Por estos días recordé la película JoJo Rabbit. Una comedia satírica que muestra, desde la perspectiva de un niño, como el proyecto Nazi era, sobre todo, un proyecto cultural. Uno que permea y condiciona la percepción, los sentimientos y la significación de unos sobre otros para alimentar una apuesta ideológica y política particular. En este caso, la de los alemanes sobre la comunidad judía europea. Recordé esta película porque no dista mucho de los sesgos cognitivos a los que estamos sometidos constantemente, sobre todo en espacios sociales como la política, el mundillo de la opinión y de la vida pública. Todos tenemos a nuestro “judío que come niños con grandes colmillos”, sin antes observar al enemigo.
El colombiano promedio sufre considerablemente el sesgo del prejuicio. Nos construimos una imagen totalizadora de nuestro enemigo: le atribuimos las peores cualidades, sobredimensionamos sus errores y construimos un relato moralizante sobre él: “somos los buenos y ellos son los malos”. Asumimos la actitud de fiscal: que busca juzgar al otro para defender nuestro punto, a costa de abandonar la actitud de científico: que se pregunta constamente sobre los hechos puntuales y valora en ellos la compleja gama de matices que lo componen. No observamos a nuestro “enemigo” y por eso, se convierte en eso.
Pero, debo decirlo, este sesgo se advierte constantemente. Los libros de moda, las nuevas prácticas empresariales y la corrección política apuntan cada vez más a observar al enemigo más allá de sólo juzgarlo, pero poco se habla de la imperiosa necesidad de observar también, al amigo.

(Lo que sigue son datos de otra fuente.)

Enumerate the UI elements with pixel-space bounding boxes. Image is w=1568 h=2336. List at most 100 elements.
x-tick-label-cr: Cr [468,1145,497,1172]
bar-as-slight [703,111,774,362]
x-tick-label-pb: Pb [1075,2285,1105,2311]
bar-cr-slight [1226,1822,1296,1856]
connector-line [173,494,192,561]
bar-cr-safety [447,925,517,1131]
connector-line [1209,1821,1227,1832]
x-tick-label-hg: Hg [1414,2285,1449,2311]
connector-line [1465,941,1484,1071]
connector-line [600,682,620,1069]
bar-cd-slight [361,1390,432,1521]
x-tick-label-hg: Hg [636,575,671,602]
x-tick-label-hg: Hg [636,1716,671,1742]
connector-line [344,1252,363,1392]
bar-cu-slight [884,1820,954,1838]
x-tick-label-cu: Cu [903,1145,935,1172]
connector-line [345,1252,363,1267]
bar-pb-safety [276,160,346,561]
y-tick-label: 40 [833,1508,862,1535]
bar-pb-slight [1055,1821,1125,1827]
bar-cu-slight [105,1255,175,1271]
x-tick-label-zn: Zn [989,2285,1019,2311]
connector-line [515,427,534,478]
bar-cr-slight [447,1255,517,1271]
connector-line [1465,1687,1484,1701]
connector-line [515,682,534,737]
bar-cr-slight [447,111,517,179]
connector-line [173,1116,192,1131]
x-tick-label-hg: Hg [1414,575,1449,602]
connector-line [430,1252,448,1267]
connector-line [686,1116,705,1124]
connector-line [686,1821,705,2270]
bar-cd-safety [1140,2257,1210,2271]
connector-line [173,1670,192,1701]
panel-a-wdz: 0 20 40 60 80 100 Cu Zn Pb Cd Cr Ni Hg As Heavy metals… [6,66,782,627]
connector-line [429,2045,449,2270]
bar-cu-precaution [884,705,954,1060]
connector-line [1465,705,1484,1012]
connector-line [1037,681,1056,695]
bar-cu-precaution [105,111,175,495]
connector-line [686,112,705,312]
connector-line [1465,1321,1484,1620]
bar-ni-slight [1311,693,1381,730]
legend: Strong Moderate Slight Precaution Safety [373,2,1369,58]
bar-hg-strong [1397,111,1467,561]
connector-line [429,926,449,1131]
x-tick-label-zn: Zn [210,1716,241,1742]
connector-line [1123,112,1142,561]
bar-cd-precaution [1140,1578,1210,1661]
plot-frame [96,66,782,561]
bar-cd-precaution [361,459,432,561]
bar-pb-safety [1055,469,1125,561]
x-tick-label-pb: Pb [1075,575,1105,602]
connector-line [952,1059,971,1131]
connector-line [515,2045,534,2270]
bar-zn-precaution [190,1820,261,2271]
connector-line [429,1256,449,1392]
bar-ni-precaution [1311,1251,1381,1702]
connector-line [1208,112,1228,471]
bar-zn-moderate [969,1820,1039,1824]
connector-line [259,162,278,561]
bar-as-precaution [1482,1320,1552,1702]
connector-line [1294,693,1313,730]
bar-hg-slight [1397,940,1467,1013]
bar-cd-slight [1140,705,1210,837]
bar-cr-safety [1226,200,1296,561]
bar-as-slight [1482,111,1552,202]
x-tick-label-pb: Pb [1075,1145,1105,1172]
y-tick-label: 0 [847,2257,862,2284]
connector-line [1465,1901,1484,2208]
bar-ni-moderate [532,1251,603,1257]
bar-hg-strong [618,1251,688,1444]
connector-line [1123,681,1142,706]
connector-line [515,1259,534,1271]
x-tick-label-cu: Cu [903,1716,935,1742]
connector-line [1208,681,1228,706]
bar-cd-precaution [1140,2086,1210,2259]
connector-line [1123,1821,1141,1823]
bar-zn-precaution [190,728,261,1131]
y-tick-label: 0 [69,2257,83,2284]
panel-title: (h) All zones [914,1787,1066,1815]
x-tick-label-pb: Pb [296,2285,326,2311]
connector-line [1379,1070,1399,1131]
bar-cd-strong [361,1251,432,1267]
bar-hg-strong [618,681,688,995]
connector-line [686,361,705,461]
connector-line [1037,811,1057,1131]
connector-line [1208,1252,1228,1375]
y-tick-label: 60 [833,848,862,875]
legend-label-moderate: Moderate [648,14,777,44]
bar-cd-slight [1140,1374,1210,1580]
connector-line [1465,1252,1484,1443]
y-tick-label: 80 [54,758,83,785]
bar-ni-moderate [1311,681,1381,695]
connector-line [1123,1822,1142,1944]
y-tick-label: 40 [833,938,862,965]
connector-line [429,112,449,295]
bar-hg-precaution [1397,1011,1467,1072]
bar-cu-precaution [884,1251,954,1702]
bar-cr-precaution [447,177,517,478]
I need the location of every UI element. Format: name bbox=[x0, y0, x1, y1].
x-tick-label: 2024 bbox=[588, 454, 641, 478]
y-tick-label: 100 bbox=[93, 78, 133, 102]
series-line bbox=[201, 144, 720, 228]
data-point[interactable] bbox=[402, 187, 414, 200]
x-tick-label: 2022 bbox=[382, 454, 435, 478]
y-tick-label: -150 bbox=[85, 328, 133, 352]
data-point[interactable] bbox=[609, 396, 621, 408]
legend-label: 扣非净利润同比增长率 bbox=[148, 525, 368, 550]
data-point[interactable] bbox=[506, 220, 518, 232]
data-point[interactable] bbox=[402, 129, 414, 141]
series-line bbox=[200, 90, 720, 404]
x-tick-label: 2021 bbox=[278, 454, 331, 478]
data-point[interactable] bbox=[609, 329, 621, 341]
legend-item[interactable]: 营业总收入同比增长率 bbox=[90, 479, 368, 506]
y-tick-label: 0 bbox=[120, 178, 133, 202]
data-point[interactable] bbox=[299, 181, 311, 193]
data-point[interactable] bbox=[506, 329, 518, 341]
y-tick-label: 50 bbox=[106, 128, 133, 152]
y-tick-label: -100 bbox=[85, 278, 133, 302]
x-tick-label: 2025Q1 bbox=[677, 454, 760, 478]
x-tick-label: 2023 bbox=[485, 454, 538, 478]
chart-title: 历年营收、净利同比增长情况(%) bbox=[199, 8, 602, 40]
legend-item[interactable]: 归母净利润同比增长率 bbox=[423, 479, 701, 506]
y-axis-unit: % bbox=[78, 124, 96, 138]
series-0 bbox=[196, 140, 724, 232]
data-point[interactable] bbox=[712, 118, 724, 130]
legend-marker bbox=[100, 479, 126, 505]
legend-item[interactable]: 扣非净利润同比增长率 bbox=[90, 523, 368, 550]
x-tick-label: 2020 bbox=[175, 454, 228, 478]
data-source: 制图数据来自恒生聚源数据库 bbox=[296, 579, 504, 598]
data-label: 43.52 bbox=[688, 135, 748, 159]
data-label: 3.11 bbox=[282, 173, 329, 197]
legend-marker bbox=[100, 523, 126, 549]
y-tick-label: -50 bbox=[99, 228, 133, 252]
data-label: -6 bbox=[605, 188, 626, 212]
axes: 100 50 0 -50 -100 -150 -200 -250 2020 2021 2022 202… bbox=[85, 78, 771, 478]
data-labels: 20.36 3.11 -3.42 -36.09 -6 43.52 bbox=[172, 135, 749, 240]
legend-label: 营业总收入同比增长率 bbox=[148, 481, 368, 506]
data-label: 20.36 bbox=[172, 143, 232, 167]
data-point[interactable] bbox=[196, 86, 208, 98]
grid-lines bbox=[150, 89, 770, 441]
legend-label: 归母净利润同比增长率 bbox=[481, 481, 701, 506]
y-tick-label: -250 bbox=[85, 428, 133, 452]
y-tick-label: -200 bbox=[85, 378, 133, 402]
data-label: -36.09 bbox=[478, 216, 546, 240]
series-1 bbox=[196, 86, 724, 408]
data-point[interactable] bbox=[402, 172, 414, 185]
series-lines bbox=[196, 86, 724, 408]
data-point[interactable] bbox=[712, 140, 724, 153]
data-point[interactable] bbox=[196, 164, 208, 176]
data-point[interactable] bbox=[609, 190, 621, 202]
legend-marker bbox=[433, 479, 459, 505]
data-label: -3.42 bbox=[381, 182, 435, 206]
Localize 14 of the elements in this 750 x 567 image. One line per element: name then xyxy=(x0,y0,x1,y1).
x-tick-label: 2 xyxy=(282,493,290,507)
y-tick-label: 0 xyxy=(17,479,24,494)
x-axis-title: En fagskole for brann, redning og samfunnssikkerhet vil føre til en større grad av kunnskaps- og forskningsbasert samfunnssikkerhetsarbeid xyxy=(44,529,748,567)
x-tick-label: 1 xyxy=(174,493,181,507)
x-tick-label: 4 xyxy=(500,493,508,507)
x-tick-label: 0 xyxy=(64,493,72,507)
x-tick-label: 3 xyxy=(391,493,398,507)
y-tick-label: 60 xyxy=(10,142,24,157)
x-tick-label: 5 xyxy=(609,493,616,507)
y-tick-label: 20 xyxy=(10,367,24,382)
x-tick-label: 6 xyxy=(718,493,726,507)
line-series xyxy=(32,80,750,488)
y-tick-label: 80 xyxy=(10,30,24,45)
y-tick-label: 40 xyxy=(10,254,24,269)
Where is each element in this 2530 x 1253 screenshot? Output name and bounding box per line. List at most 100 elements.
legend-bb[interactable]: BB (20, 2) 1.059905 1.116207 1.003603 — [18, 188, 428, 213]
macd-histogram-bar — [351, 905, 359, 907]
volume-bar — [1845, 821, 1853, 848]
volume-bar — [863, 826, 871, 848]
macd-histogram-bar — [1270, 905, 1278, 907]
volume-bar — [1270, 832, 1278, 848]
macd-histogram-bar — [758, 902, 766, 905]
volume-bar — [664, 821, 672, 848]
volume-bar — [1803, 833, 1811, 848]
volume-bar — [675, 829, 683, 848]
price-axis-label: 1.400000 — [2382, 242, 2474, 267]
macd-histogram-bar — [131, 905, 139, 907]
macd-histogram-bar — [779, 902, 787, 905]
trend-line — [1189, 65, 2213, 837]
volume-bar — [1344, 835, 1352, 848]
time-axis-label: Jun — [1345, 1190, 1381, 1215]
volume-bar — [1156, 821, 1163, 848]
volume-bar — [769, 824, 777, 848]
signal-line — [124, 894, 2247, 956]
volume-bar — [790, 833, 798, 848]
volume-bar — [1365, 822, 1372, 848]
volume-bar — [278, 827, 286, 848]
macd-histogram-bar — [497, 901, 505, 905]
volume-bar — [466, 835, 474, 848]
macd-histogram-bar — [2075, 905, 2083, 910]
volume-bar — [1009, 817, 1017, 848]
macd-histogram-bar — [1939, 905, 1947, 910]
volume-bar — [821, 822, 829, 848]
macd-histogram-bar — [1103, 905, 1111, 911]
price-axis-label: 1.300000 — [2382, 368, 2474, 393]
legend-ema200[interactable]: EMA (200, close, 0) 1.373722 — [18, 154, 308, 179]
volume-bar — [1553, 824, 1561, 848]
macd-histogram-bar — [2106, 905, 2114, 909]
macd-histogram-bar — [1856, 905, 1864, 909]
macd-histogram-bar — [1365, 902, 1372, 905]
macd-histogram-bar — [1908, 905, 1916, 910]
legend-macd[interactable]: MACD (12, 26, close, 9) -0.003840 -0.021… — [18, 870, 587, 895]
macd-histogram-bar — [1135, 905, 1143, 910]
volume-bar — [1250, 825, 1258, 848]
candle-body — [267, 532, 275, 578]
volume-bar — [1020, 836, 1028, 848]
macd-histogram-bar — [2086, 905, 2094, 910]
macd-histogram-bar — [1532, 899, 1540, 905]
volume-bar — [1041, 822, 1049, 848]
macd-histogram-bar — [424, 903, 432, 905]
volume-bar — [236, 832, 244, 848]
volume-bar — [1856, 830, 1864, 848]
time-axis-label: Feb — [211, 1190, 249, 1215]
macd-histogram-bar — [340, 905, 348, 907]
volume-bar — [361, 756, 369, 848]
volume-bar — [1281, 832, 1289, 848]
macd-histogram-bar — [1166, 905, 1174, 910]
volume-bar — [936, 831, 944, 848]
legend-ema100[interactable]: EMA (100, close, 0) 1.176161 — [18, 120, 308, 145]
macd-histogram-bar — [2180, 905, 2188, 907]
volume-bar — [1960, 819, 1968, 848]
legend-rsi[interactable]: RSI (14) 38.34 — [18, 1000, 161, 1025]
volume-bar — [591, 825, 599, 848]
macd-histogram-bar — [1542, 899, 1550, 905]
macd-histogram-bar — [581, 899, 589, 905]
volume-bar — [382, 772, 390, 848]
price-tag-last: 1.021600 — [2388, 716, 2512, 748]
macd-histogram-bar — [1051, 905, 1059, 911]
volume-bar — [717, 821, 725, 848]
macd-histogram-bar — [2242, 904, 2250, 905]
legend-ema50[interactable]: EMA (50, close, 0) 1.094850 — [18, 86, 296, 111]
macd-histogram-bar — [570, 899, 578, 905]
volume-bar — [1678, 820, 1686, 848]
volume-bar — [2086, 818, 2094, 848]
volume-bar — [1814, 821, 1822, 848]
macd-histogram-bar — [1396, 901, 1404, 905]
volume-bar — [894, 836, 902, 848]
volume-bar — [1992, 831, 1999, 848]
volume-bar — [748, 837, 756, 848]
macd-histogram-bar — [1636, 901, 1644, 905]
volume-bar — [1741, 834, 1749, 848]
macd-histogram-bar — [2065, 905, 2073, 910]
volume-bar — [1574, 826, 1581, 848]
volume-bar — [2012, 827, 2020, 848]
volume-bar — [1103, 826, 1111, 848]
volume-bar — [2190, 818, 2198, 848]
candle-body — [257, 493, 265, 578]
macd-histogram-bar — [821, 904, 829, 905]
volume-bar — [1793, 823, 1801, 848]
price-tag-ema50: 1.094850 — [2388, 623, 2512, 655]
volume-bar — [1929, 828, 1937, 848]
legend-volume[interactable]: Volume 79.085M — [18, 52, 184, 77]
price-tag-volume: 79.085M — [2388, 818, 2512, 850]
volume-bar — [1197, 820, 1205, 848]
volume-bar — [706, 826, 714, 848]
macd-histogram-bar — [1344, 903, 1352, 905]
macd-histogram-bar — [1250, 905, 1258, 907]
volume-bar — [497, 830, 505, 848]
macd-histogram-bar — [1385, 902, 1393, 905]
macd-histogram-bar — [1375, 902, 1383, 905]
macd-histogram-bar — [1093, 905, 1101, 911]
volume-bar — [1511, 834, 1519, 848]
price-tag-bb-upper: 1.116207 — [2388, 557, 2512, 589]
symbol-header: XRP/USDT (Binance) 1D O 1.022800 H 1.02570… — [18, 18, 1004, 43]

¿cuántas veces sobrevaloramos a personas que ni siquiera hemos conocido bien o hemos sido testigos de su trabajo y/o capacidad? Constantemente escucho expresiones como: “Fulanita de tal es muy buena”, “Perencito es el mejor en eso”, “Fulanito es un teso”, y pocas veces nos paramos a preguntar ¿por qué lo es?, ¿cuál es el mérito reconocible, medible, verificable para hacer estos juicios positivos a una persona? Esto es lo que los psicólogos llaman sesgo de endogrupo. Y una ciudad como Medellín, sufre mucho de él.
Nuestros prejuicios están condicionados por el espacio cultural en el que estamos inmersos totalizando positivamente la imagen de los nuestros. Asumimos la actitud de abogado, defendiendo a quienes se parecen a nosotros, a quienes salieron de la misma universidad, quienes trabajan en los mismos lugares, quienes leen lo mismo que nos gusta leer, quienes militan en nuestro mismo espectro político. Sobrevaloramos sus capacidades, sobredimensionamos sus logros, sobreexaltamos sus virtudes y, sobre todo, eliminamos la crítica hacia ellos. Todo esto a costa del sacrificio de la actitud de científico: la de observar atentamente, incluso, los errores y los matices que, hasta los nuestros, también cometen. Errores o matices que quizá, no le perdonaríamos a quienes consideramos enemigos.
El sesgo de endogrupo alimenta peligrosa y poderosamente el prejuicio moral hacia nuestros enemigos. Crea mitos de validación colectiva y refuerza la idea del no-diálogo con quien no estamos de acuerdo o, simplemente, con quienes no se parecen a nosotros. Así como la corrección política nos pide cada vez más observar al enemigo, hago un llamado para que nos despojemos del prejuicio positivo y observemos también a nuestros amigos. Así, quizá, dejamos de ver a nuestros judíos como monstruos peligrosos y despreciables y a Hitler como nuestro perfecto y virtuoso mejor amigo.